Making his mark Loyola's Townsend steps forward by holding back opponents

October 08, 1990|By Paul McMullen | Paul McMullen,Evening Sun Staff

Dave Townsend wasn't the obvious candidate for Most Valuable Player when the 15th annual Loyola Budweiser Invitational Tournament began, but the honor was his after the Greyhounds topped Hartford, 1-0, in yesterday's championship game.

To put it bluntly, Townsend was pretty much a nonentity in his first three years at Loyola.

He was a third-team All-Metro forward for Centennial High in 1986, but had difficulty finding a niche with the Greyhounds, appearing in just eight games in his first two seasons. He earned a starting defender spot at the beginning of 1989, but returned to a substitute role when Loyola finished last season with an 8-0-2 upswing.

In the 1990 preseason prospectus, Townsend's name wasn't mentioned by coach Bill Sento. Townsend forced his way into the lineup during practice in August, however, and he's one of only four players who have started all 14 games. The Greyhounds wouldn't be 9-1-4 and knocking on the door of the national rankings without Townsend's work as a marking back.

Score one for perseverance.

"This is very satisfying," Townsend said even before he was announced as the tournament MVP. "There were times over the last three years when I wondered why I wasn't playing. The situation affects your ego and confidence. There's nothing you can do except keep working."

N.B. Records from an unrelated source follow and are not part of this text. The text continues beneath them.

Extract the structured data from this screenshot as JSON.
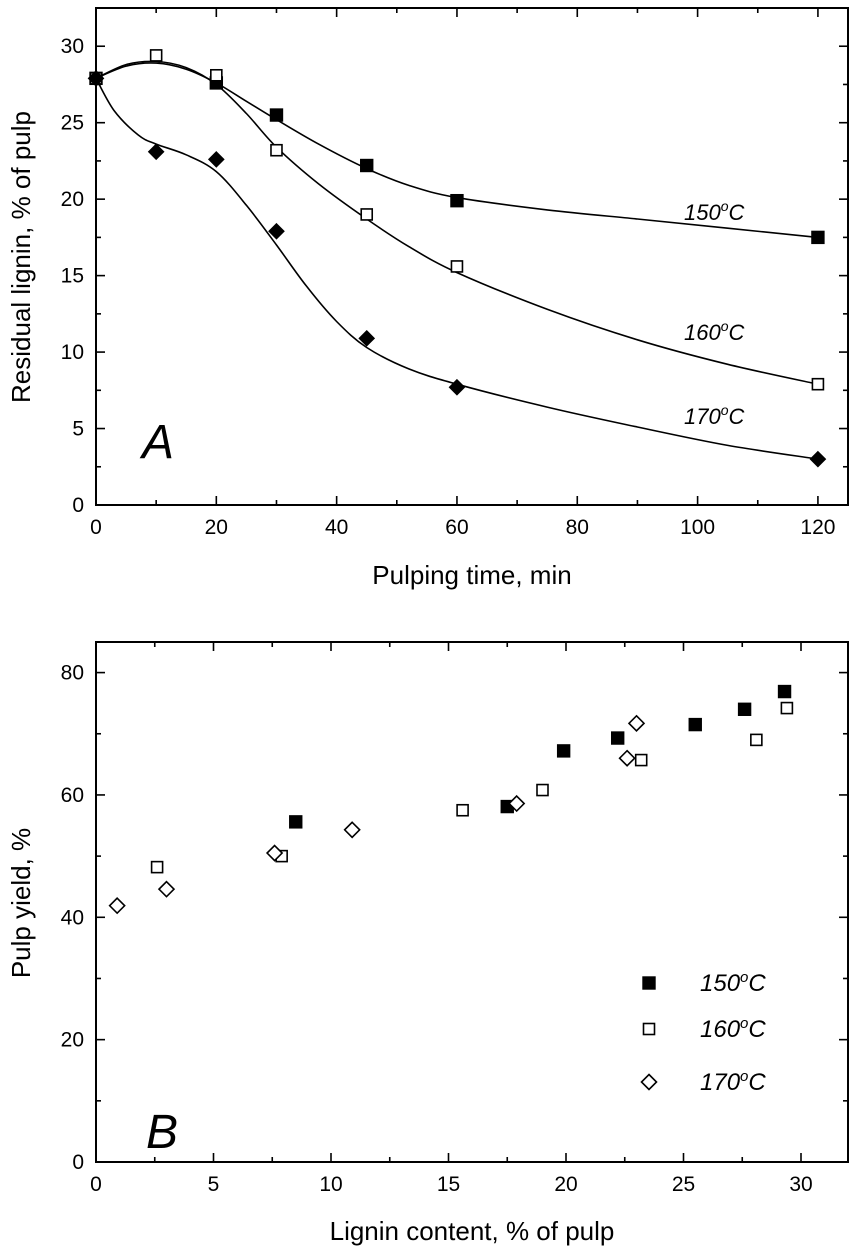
{
  "chart_data": [
    {
      "id": "A",
      "type": "line",
      "panel_letter": "A",
      "xlabel": "Pulping time, min",
      "ylabel": "Residual lignin, % of pulp",
      "xlim": [
        0,
        125
      ],
      "ylim": [
        0,
        32.5
      ],
      "xticks": [
        0,
        20,
        40,
        60,
        80,
        100,
        120
      ],
      "yticks": [
        0,
        5,
        10,
        15,
        20,
        25,
        30
      ],
      "grid": false,
      "series": [
        {
          "name": "150°C",
          "label_text": "150",
          "label_sup": "o",
          "label_unit": "C",
          "marker": "square-filled",
          "points": [
            [
              0,
              27.9
            ],
            [
              20,
              27.6
            ],
            [
              30,
              25.5
            ],
            [
              45,
              22.2
            ],
            [
              60,
              19.9
            ],
            [
              120,
              17.5
            ]
          ],
          "curve": [
            [
              0,
              27.9
            ],
            [
              5,
              28.7
            ],
            [
              10,
              28.9
            ],
            [
              15,
              28.5
            ],
            [
              20,
              27.6
            ],
            [
              25,
              26.4
            ],
            [
              30,
              25.2
            ],
            [
              37,
              23.6
            ],
            [
              45,
              22.0
            ],
            [
              52,
              20.9
            ],
            [
              60,
              20.1
            ],
            [
              75,
              19.3
            ],
            [
              90,
              18.7
            ],
            [
              105,
              18.1
            ],
            [
              120,
              17.5
            ]
          ]
        },
        {
          "name": "160°C",
          "label_text": "160",
          "label_sup": "o",
          "label_unit": "C",
          "marker": "square-open",
          "points": [
            [
              0,
              27.9
            ],
            [
              10,
              29.4
            ],
            [
              20,
              28.1
            ],
            [
              30,
              23.2
            ],
            [
              45,
              19.0
            ],
            [
              60,
              15.6
            ],
            [
              120,
              7.9
            ]
          ],
          "curve": [
            [
              0,
              27.9
            ],
            [
              5,
              28.8
            ],
            [
              10,
              29.0
            ],
            [
              15,
              28.6
            ],
            [
              20,
              27.5
            ],
            [
              25,
              25.6
            ],
            [
              30,
              23.4
            ],
            [
              37,
              21.0
            ],
            [
              45,
              18.7
            ],
            [
              52,
              16.9
            ],
            [
              60,
              15.2
            ],
            [
              75,
              12.8
            ],
            [
              90,
              10.8
            ],
            [
              105,
              9.2
            ],
            [
              120,
              7.9
            ]
          ]
        },
        {
          "name": "170°C",
          "label_text": "170",
          "label_sup": "o",
          "label_unit": "C",
          "marker": "diamond-filled",
          "points": [
            [
              0,
              27.9
            ],
            [
              10,
              23.1
            ],
            [
              20,
              22.6
            ],
            [
              30,
              17.9
            ],
            [
              45,
              10.9
            ],
            [
              60,
              7.7
            ],
            [
              120,
              3.0
            ]
          ],
          "curve": [
            [
              0,
              27.9
            ],
            [
              3,
              25.8
            ],
            [
              7,
              24.2
            ],
            [
              10,
              23.6
            ],
            [
              15,
              22.9
            ],
            [
              20,
              21.8
            ],
            [
              25,
              19.6
            ],
            [
              30,
              17.0
            ],
            [
              35,
              14.3
            ],
            [
              40,
              12.0
            ],
            [
              45,
              10.3
            ],
            [
              52,
              8.9
            ],
            [
              60,
              7.9
            ],
            [
              75,
              6.4
            ],
            [
              90,
              5.1
            ],
            [
              105,
              3.9
            ],
            [
              120,
              3.0
            ]
          ]
        }
      ]
    },
    {
      "id": "B",
      "type": "scatter",
      "panel_letter": "B",
      "xlabel": "Lignin content, % of pulp",
      "ylabel": "Pulp yield, %",
      "xlim": [
        0,
        32
      ],
      "ylim": [
        0,
        85
      ],
      "xticks": [
        0,
        5,
        10,
        15,
        20,
        25,
        30
      ],
      "yticks": [
        0,
        20,
        40,
        60,
        80
      ],
      "grid": false,
      "legend_position": "bottom-right",
      "series": [
        {
          "name": "150°C",
          "label_text": "150",
          "label_sup": "o",
          "label_unit": "C",
          "marker": "square-filled",
          "points": [
            [
              8.5,
              55.6
            ],
            [
              17.5,
              58.1
            ],
            [
              19.9,
              67.2
            ],
            [
              22.2,
              69.3
            ],
            [
              25.5,
              71.5
            ],
            [
              27.6,
              74.0
            ],
            [
              29.3,
              76.9
            ]
          ]
        },
        {
          "name": "160°C",
          "label_text": "160",
          "label_sup": "o",
          "label_unit": "C",
          "marker": "square-open",
          "points": [
            [
              2.6,
              48.2
            ],
            [
              7.9,
              50.0
            ],
            [
              15.6,
              57.5
            ],
            [
              19.0,
              60.8
            ],
            [
              23.2,
              65.7
            ],
            [
              28.1,
              69.0
            ],
            [
              29.4,
              74.2
            ]
          ]
        },
        {
          "name": "170°C",
          "label_text": "170",
          "label_sup": "o",
          "label_unit": "C",
          "marker": "diamond-open",
          "points": [
            [
              0.9,
              41.9
            ],
            [
              3.0,
              44.6
            ],
            [
              7.6,
              50.5
            ],
            [
              10.9,
              54.3
            ],
            [
              17.9,
              58.6
            ],
            [
              22.6,
              66.0
            ],
            [
              23.0,
              71.7
            ]
          ]
        }
      ]
    }
  ]
}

Townsend's practice habits kept him in good stead with Sento, and with his teammates. Of the many quality soccer players Columbia and Howard County have turned out in the last decade, few have entered Loyola. The Greyhounds have relied on talent from the Maryland Scholastic Association and New Jersey. Townsend was an outsider who fit in immediately, even if his game didn't.

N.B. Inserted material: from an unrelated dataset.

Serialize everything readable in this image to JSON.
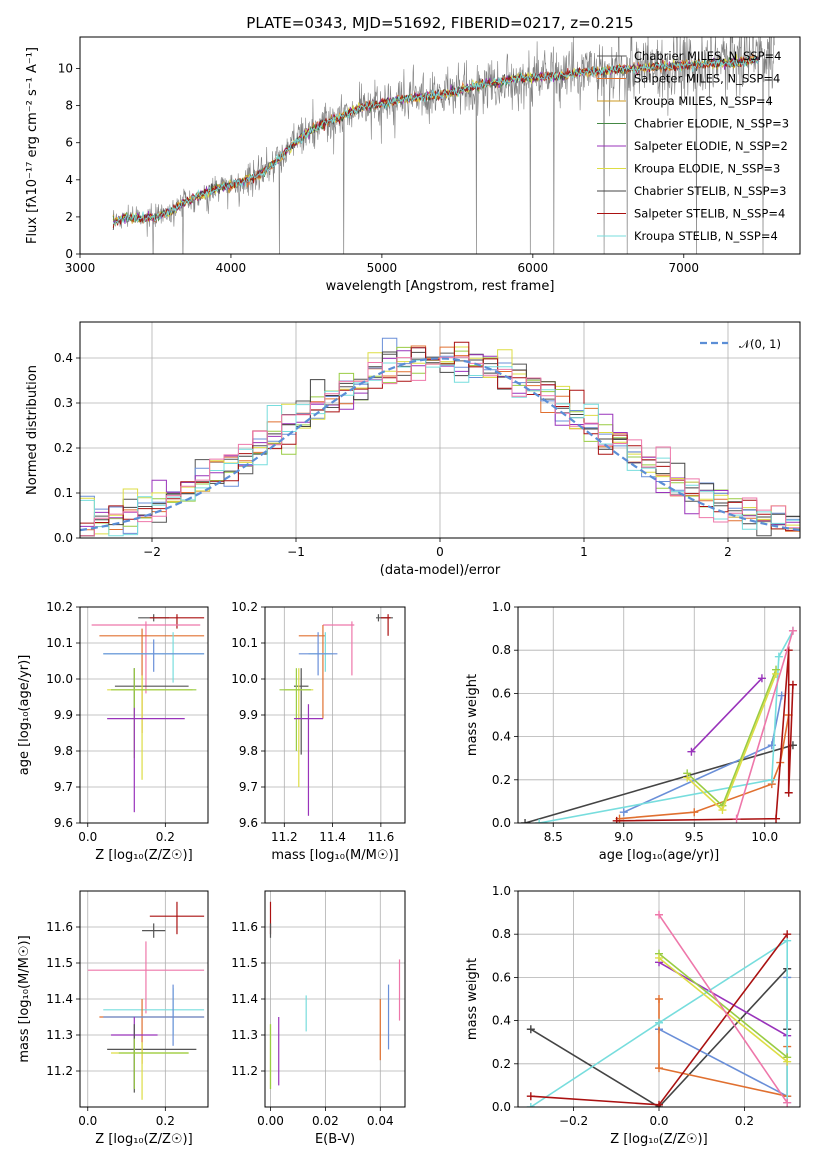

"Over the last three years, Dave showed flashes of brilliance, but he was inconsistent," Sento said. "He would try to do too much. He's very versatile, but it was a 'jack of all trades, master of none' kind of thing. Now, he's mastered the role we've given him."

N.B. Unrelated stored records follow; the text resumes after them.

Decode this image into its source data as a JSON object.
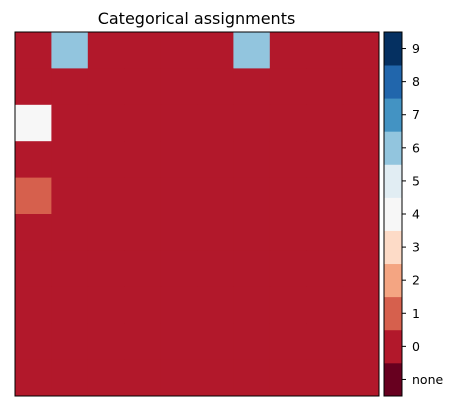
{
  "chart_data": {
    "type": "heatmap",
    "title": "Categorical assignments",
    "rows": 10,
    "cols": 10,
    "grid": false,
    "values": [
      [
        0,
        6,
        0,
        0,
        0,
        0,
        6,
        0,
        0,
        0
      ],
      [
        0,
        0,
        0,
        0,
        0,
        0,
        0,
        0,
        0,
        0
      ],
      [
        4,
        0,
        0,
        0,
        0,
        0,
        0,
        0,
        0,
        0
      ],
      [
        0,
        0,
        0,
        0,
        0,
        0,
        0,
        0,
        0,
        0
      ],
      [
        1,
        0,
        0,
        0,
        0,
        0,
        0,
        0,
        0,
        0
      ],
      [
        0,
        0,
        0,
        0,
        0,
        0,
        0,
        0,
        0,
        0
      ],
      [
        0,
        0,
        0,
        0,
        0,
        0,
        0,
        0,
        0,
        0
      ],
      [
        0,
        0,
        0,
        0,
        0,
        0,
        0,
        0,
        0,
        0
      ],
      [
        0,
        0,
        0,
        0,
        0,
        0,
        0,
        0,
        0,
        0
      ],
      [
        0,
        0,
        0,
        0,
        0,
        0,
        0,
        0,
        0,
        0
      ]
    ],
    "colorbar": {
      "categories": [
        "none",
        "0",
        "1",
        "2",
        "3",
        "4",
        "5",
        "6",
        "7",
        "8",
        "9"
      ],
      "colors": [
        "#67001f",
        "#b2182b",
        "#d6604d",
        "#f4a582",
        "#fddbc7",
        "#f7f7f7",
        "#e1edf3",
        "#92c5de",
        "#4393c3",
        "#2166ac",
        "#053061"
      ]
    }
  }
}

Before 1,050 fans at Curley Field yesterday, Townsend was charged with shadowing Hartford junior Vito Serafini, a two-time New England all-star with career numbers of 34 goals and 18 assists. He got off just two shots, as Townsend's work spurred Loyola's fourth shutout in its last five games.

It's a defense that needed introductions last year. Goalie Shawn Boehmcke and stopper Vince Moskunas (Calvert Hall) are sophomores. Sweeper Steve Nichols (Boys' Latin) is a senior, but he transferred in from James Madison last year. Most experienced is Stan Lembryk, a three-year starter who began at Loyola as a midfielder.

The Greyhounds beat St. Peter's 9-0 in Saturday's semifinals, but the goals didn't come as easily against Hartford. Sento was resting four starters for an anticipated overtime when one of the subs scored with just 6:15 left. Jim Garvey's first collegiate goal came courtesy of a Scott Geraghty cross from the left end line.

In addition to Townsend, the all-tournament team included Geraghty, Boehmcke, Garvey and Rob Elliott. Last year's Metro Atlantic Athletic Conference Rookie of the Year, Elliott scored three goals on four shots Saturday, giving him 10 for the season and 18 for his career. Both he and Geraghty prepped at Calvert Hall.

The all-tournament team had three Hartford players, including Chris Love, a sophomore back out of Oakland Mills.

Loyola will try to extend its 13-game unbeaten streak next weekend, when it tries to crash the St. Louis Umbro Classic. The host Billikens, whom the Greyhounds play Saturday, are ranked No. 13 in the nation.